The tritone (augmented fourth or diminished fifth, 6 semitones) is the most dissonant interval and historically called 'diabolus in musica'—it has a uniquely unstable quality. Augmented intervals sound wide and pull outward; diminished intervals sound narrow and pull inward. Learning to recognize these by ear is essential for harmonic analysis, voice leading, and understanding the tritone's role in dominant seventh and other functional chords.
Hear tritones in context within dominant seventh chords (the tritone between the third and seventh), then practice augmented and diminished intervals in isolation. Compare the tritone's instability with the stability of perfect and major/minor intervals.
Dismissing augmented and diminished intervals as uncommon or unimportant. Failing to hear the tritone within seventh chords because it's embedded in the chord's color rather than presented as an isolated melodic interval.
You've studied interval quality — you know that intervals are classified by their size in half-steps and their quality (perfect, major, minor, augmented, diminished). Now the task is to hear these qualities directly, and among all the intervals, the tritone (augmented fourth / diminished fifth, spanning exactly 6 semitones) is the most important to recognize because of its distinctive, immediately perceptible instability. Medieval theorists called it *diabolus in musica* — the devil in music — not because it sounds evil, but because it resists rest in a way that no other interval does.

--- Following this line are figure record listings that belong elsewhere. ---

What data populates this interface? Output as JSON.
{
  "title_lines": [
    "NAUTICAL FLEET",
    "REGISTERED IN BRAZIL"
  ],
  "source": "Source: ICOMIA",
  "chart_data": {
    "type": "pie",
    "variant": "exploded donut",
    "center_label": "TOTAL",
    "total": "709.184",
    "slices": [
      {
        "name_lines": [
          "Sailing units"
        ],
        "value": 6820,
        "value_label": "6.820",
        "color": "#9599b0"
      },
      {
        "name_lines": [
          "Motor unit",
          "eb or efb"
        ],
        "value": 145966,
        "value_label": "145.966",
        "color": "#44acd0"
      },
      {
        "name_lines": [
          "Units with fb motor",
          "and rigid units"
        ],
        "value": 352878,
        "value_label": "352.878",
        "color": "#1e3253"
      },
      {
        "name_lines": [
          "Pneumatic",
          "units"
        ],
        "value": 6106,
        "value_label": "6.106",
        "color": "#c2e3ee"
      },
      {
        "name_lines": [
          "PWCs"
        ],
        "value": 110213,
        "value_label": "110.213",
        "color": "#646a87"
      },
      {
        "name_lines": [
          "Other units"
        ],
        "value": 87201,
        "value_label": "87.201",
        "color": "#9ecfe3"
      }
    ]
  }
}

The best way to understand the tritone's character is through contrast. Recall that a perfect fifth (7 semitones) sounds completely stable — it's the most consonant interval after the unison and octave, with an almost hollow resonance. A perfect fourth (5 semitones) shares that stability in melodic contexts. The tritone sits exactly between these two — neither a fourth nor a fifth, but split evenly. That ambiguity is what makes it unstable: the ear hears two pitches that don't quite belong together, that seem to pull in different directions. Play C and F# together and you'll feel the interval's restlessness immediately.
Augmented intervals sound wide — wider than expected, with a pulling-outward quality. Diminished intervals sound narrow — compressed, with a pulling-inward quality. The tritone is both simultaneously: as an augmented fourth, it sounds wider than a perfect fourth; as a diminished fifth, it sounds narrower than a perfect fifth. This ambiguity is what makes the tritone harmonically flexible — it can resolve either by expanding to a sixth (augmented fourth resolving out) or by contracting to a third (diminished fifth resolving in). Which resolution occurs depends on the harmonic context, which is why the tritone is the engine of dominant seventh chord function: in a G7 chord, the tritone between B (the third) and F (the seventh) resolves with B moving up to C and F moving down to E, spelling out the C major arrival.
To train your ear to hear tritones and other dissonant intervals, start with the dominant seventh chord as context rather than isolated intervals. The tritone *within* a V7 chord is embedded — you hear it as chord color, as tension, as the urgent need to resolve. Then practice isolating it melodically: sing up a major third and a minor second to reach the tritone, or down a minor second from a perfect fifth. Reference melodies can help anchor the sound in memory — the opening of "The Simpsons" theme outlines a tritone, as does the bridge of "Maria" from West Side Story ("Ma-ri-a! I just met a girl named Maria"). Augmented and diminished seconds, fourths, and fifths appear frequently in chromatic contexts, and recognizing their telltale quality — that sense of tension needing resolution — is what allows you to track harmonic function by ear rather than just by note-counting.